# hand signal for the trick bow



## maverick29 (May 26, 2011)

i'm teaching bow to my dog, and she only does it with a lure right now. i haven't worked too much with her on it either though..... 

i use hand signals with verbal cues and i think she does hand signals very well, i point down for down. i move my hand in a circle for roll over, have my hand in the shape of a gun and say bang for play dead. she understands these signals relaly well. i was wondering what a good hand signal would be for bow....and any tips of fading out the lure on that one since my hand is going down to the ground with the treat, she is focused on the treat and not a hand signal in the other hand. any suggestions?


----------



## hanksimon (Mar 18, 2009)

For the hand signal, how about pressing your open palm toward the ground. To fade the lure, try teaching the voice cue at the same time, a fraction of a second before the hand signal. When she starts to bow for the voice cue, then treat using the other hand. 

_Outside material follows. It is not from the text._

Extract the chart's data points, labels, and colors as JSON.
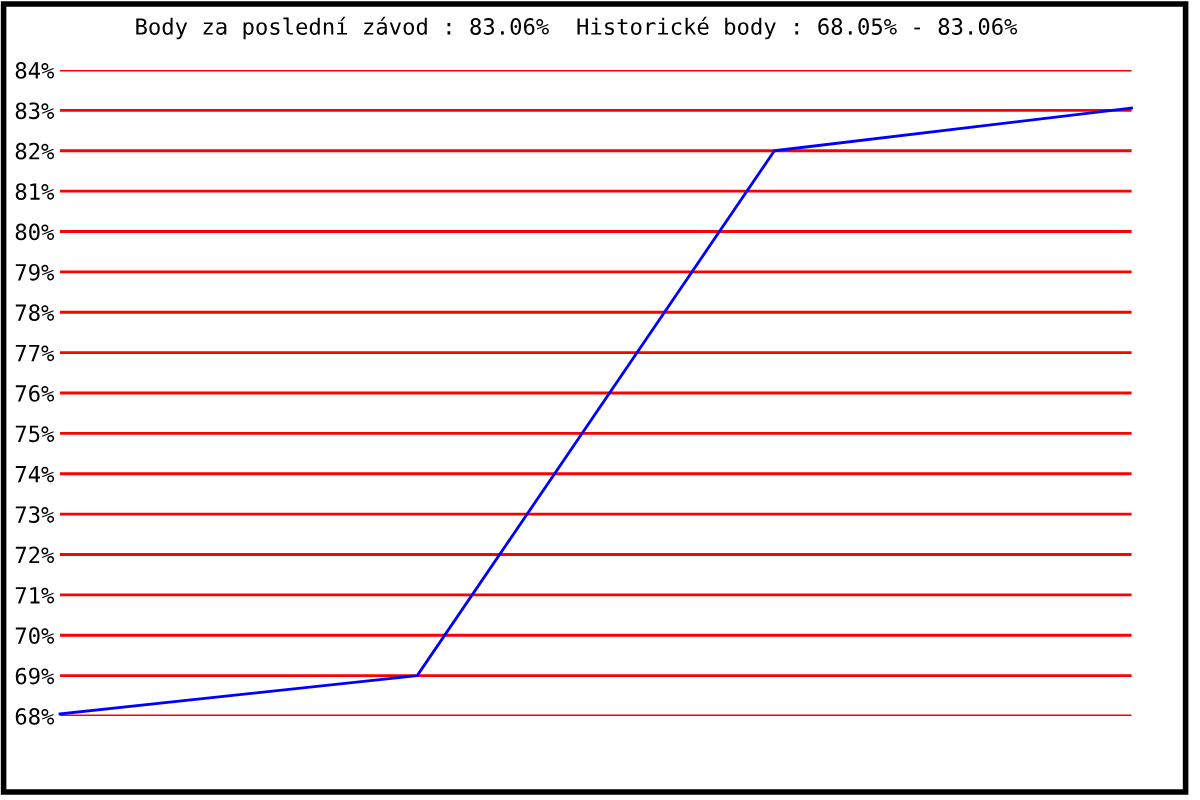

After you fade the lure, you can strengthen the hand signal, then fade the treat.


----------



## Canyx (Jul 1, 2011)

I agree with what hanksimon said!
I use a very exaggerated twirly-hand motion for Bow. Kind of like what stage performers do at the end of a show, if you know what I mean. That way my dog and I can do fancy bows at the same time and he won't look too classy for me


----------